Anyone else had this problem? Found a solution? I couldn't find anything clear enough for me to understand, problem is really annoying me, only solution I found was to declare my form class before any other classes, but I don't even have any other classes in my solution?
I also have only one project in this solution, ms support said something about having multiple projects, which I don't have, so it was no use either.
Take a look here :
http://www.mztools.com/articles/2005/MZ2005007.aspx
The exception is thrown because your icon cannot be located. You will probably need to compiles your resources under one .dll and put this under en-US subfolder on your project output. It did the trick for me at least. There are probably other solutions to your problem too.
Do not panic like I did. The root cause of the problem is that the compiled resource file is different from the one that is asked to load at runtime. This happens because the underlying build-script cannot detect the filename or namespace changes made after the form is created.
For example, At first we started a project named x . And our $(RootNamespace) becomes x.

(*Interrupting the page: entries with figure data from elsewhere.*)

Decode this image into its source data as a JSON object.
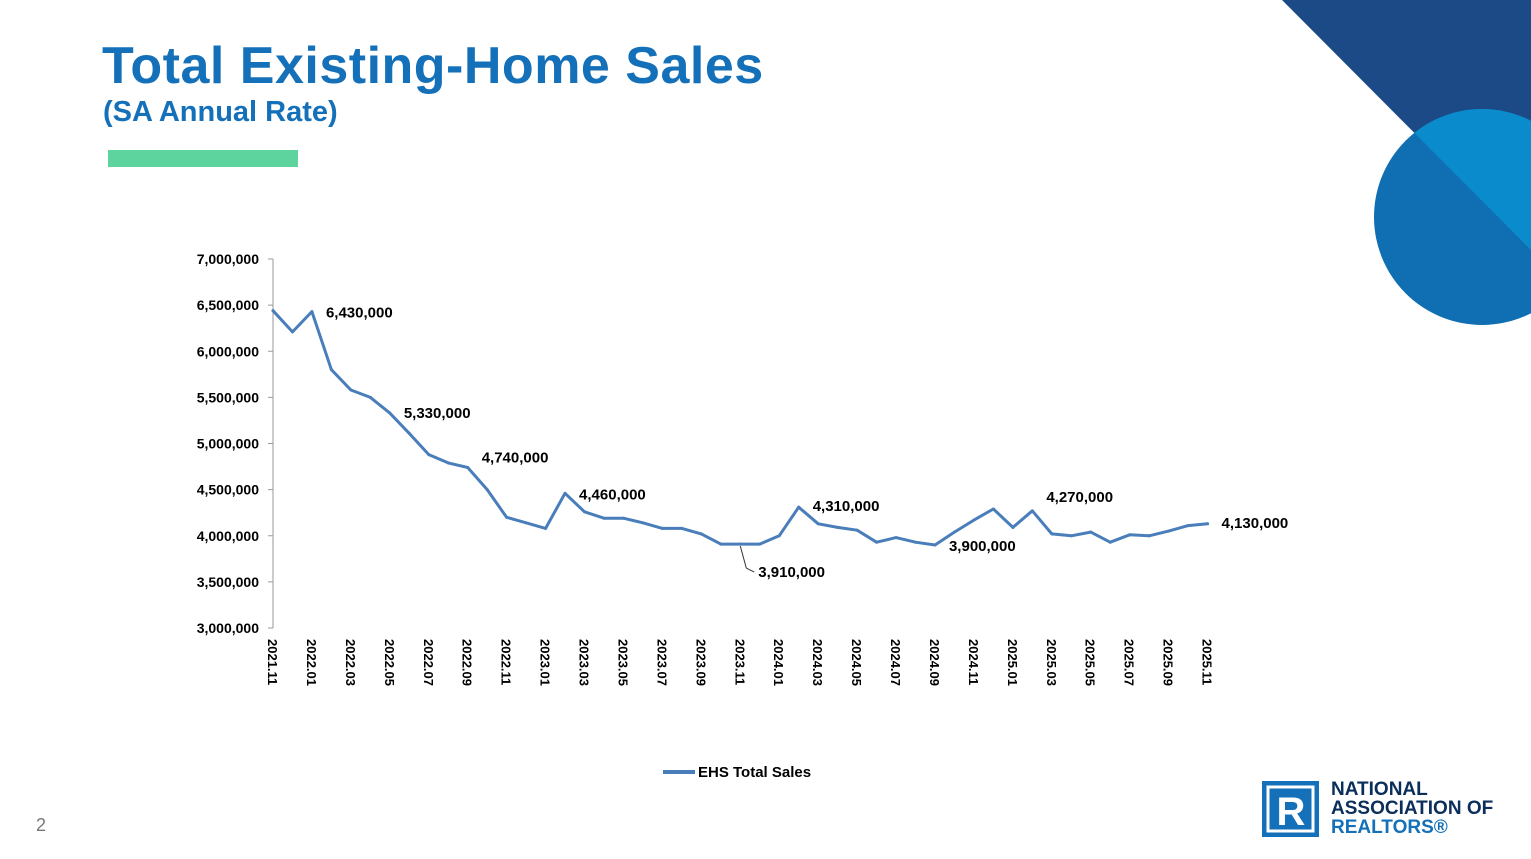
{
  "title": "Total Existing-Home Sales",
  "subtitle": "(SA Annual Rate)",
  "page_number": "2",
  "logo": {
    "line1": "NATIONAL",
    "line2": "ASSOCIATION OF",
    "line3": "REALTORS®",
    "mark": "R"
  },
  "colors": {
    "title": "#1470b8",
    "accent_bar": "#5dd39e",
    "series_line": "#4a7ebb",
    "deco_dark": "#1c4a87",
    "deco_circle": "#0f6fb2",
    "deco_light": "#0a8ccc"
  },
  "chart_data": {
    "type": "line",
    "title": "",
    "xlabel": "",
    "ylabel": "",
    "ylim": [
      3000000,
      7000000
    ],
    "y_ticks": [
      "3,000,000",
      "3,500,000",
      "4,000,000",
      "4,500,000",
      "5,000,000",
      "5,500,000",
      "6,000,000",
      "6,500,000",
      "7,000,000"
    ],
    "x_tick_labels": [
      "2021.11",
      "2022.01",
      "2022.03",
      "2022.05",
      "2022.07",
      "2022.09",
      "2022.11",
      "2023.01",
      "2023.03",
      "2023.05",
      "2023.07",
      "2023.09",
      "2023.11",
      "2024.01",
      "2024.03",
      "2024.05",
      "2024.07",
      "2024.09",
      "2024.11",
      "2025.01",
      "2025.03",
      "2025.05",
      "2025.07",
      "2025.09",
      "2025.11"
    ],
    "legend": "EHS Total Sales",
    "legend_position": "bottom",
    "series": [
      {
        "name": "EHS Total Sales",
        "categories": [
          "2021.11",
          "2021.12",
          "2022.01",
          "2022.02",
          "2022.03",
          "2022.04",
          "2022.05",
          "2022.06",
          "2022.07",
          "2022.08",
          "2022.09",
          "2022.10",
          "2022.11",
          "2022.12",
          "2023.01",
          "2023.02",
          "2023.03",
          "2023.04",
          "2023.05",
          "2023.06",
          "2023.07",
          "2023.08",
          "2023.09",
          "2023.10",
          "2023.11",
          "2023.12",
          "2024.01",
          "2024.02",
          "2024.03",
          "2024.04",
          "2024.05",
          "2024.06",
          "2024.07",
          "2024.08",
          "2024.09",
          "2024.10",
          "2024.11",
          "2024.12",
          "2025.01",
          "2025.02",
          "2025.03",
          "2025.04",
          "2025.05",
          "2025.06",
          "2025.07",
          "2025.08",
          "2025.09",
          "2025.10",
          "2025.11"
        ],
        "values": [
          6440000,
          6210000,
          6430000,
          5800000,
          5580000,
          5500000,
          5330000,
          5110000,
          4880000,
          4790000,
          4740000,
          4500000,
          4200000,
          4140000,
          4080000,
          4460000,
          4260000,
          4190000,
          4190000,
          4140000,
          4080000,
          4080000,
          4020000,
          3910000,
          3910000,
          3910000,
          4000000,
          4310000,
          4130000,
          4090000,
          4060000,
          3930000,
          3980000,
          3930000,
          3900000,
          4040000,
          4170000,
          4290000,
          4090000,
          4270000,
          4020000,
          4000000,
          4040000,
          3930000,
          4010000,
          4000000,
          4050000,
          4110000,
          4130000
        ]
      }
    ],
    "annotations": [
      {
        "category": "2022.01",
        "label": "6,430,000"
      },
      {
        "category": "2022.05",
        "label": "5,330,000"
      },
      {
        "category": "2022.09",
        "label": "4,740,000"
      },
      {
        "category": "2023.02",
        "label": "4,460,000"
      },
      {
        "category": "2023.11",
        "label": "3,910,000"
      },
      {
        "category": "2024.02",
        "label": "4,310,000"
      },
      {
        "category": "2024.09",
        "label": "3,900,000"
      },
      {
        "category": "2025.02",
        "label": "4,270,000"
      },
      {
        "category": "2025.11",
        "label": "4,130,000"
      }
    ]
  }
}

And we created a form named y. So our XML resource file y.resx gets compiled into x.y.resource . At this point the icon change works.

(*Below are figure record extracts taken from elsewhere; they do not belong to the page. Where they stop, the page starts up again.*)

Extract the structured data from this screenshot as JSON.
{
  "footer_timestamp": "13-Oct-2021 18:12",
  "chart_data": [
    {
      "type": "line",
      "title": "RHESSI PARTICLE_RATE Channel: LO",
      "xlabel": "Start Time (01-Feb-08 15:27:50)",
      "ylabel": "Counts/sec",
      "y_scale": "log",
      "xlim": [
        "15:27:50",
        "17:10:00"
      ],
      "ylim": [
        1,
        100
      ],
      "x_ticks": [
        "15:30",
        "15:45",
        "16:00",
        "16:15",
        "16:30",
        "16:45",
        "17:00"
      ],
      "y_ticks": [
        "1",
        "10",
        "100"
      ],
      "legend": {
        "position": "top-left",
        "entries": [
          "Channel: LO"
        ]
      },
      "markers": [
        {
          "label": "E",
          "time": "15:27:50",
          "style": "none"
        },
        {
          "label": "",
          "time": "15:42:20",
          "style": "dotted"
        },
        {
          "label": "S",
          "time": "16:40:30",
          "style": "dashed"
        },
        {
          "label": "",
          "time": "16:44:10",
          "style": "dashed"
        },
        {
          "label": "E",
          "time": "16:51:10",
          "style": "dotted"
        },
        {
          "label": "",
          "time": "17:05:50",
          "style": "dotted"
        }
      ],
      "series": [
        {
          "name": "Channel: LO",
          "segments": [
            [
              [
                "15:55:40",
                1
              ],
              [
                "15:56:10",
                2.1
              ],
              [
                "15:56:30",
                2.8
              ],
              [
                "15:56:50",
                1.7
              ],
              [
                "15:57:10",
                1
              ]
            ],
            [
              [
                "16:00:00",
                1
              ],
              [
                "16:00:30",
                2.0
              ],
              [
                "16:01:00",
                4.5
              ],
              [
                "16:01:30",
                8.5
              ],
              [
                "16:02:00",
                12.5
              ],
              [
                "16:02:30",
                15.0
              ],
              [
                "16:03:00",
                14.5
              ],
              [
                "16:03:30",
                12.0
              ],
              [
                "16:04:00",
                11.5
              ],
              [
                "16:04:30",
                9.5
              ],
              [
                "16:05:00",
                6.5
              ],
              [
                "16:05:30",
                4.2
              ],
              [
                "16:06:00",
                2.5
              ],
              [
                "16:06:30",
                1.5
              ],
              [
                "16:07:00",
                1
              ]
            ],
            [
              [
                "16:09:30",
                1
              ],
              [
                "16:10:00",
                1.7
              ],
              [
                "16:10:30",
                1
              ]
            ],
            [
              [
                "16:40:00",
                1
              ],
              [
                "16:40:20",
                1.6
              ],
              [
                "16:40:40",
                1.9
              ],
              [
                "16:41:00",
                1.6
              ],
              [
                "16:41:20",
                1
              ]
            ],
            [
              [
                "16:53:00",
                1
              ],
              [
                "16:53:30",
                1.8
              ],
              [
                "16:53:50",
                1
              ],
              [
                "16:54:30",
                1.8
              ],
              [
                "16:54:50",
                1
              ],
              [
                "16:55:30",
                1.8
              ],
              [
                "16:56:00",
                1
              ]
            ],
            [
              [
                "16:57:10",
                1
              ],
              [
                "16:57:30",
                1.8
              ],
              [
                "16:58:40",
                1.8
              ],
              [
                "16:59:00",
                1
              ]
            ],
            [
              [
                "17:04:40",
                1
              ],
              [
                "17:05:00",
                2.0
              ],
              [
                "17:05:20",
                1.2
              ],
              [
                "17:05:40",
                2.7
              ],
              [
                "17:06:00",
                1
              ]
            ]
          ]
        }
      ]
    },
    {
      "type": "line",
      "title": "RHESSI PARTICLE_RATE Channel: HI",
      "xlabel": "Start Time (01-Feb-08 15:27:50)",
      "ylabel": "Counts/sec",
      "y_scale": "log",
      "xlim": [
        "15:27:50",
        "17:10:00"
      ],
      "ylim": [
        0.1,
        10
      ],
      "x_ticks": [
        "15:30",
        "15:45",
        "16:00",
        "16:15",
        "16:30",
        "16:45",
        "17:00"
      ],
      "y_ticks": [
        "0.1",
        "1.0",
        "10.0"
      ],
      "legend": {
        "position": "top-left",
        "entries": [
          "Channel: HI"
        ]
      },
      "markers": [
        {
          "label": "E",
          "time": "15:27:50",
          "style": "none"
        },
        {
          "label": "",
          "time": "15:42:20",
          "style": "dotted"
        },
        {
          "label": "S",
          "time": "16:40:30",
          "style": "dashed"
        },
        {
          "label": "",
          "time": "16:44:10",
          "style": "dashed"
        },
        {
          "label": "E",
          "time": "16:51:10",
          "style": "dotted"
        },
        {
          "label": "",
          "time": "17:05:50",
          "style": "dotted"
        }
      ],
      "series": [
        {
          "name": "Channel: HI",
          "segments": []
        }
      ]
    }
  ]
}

Now somehow we changed the project name or the namespace to z. But our $(RootNamespace) remains the x. While at compile-time it wrongly generates old x.y.resource, but at links-time it links z.y.resource. And at this point the icon change does not work.
It can also happen if the form is under some nested namespace which is not known in the project file.
It can be fixed by changing the compilation output of the y.resx file . It can be done by right-clicking the resource and changing the Resource Logical Name to $(RootNamespace).%(Filename).resources .
I will also make sure that ProjectName,AssemblyName and RootNamespace are the same in the .vcxproj file. Somehow if the form is declared under a nested namespace like RootNamespace.gui , then the output file of the resource should be $(RootNamespace).gui.%(Filename).resources .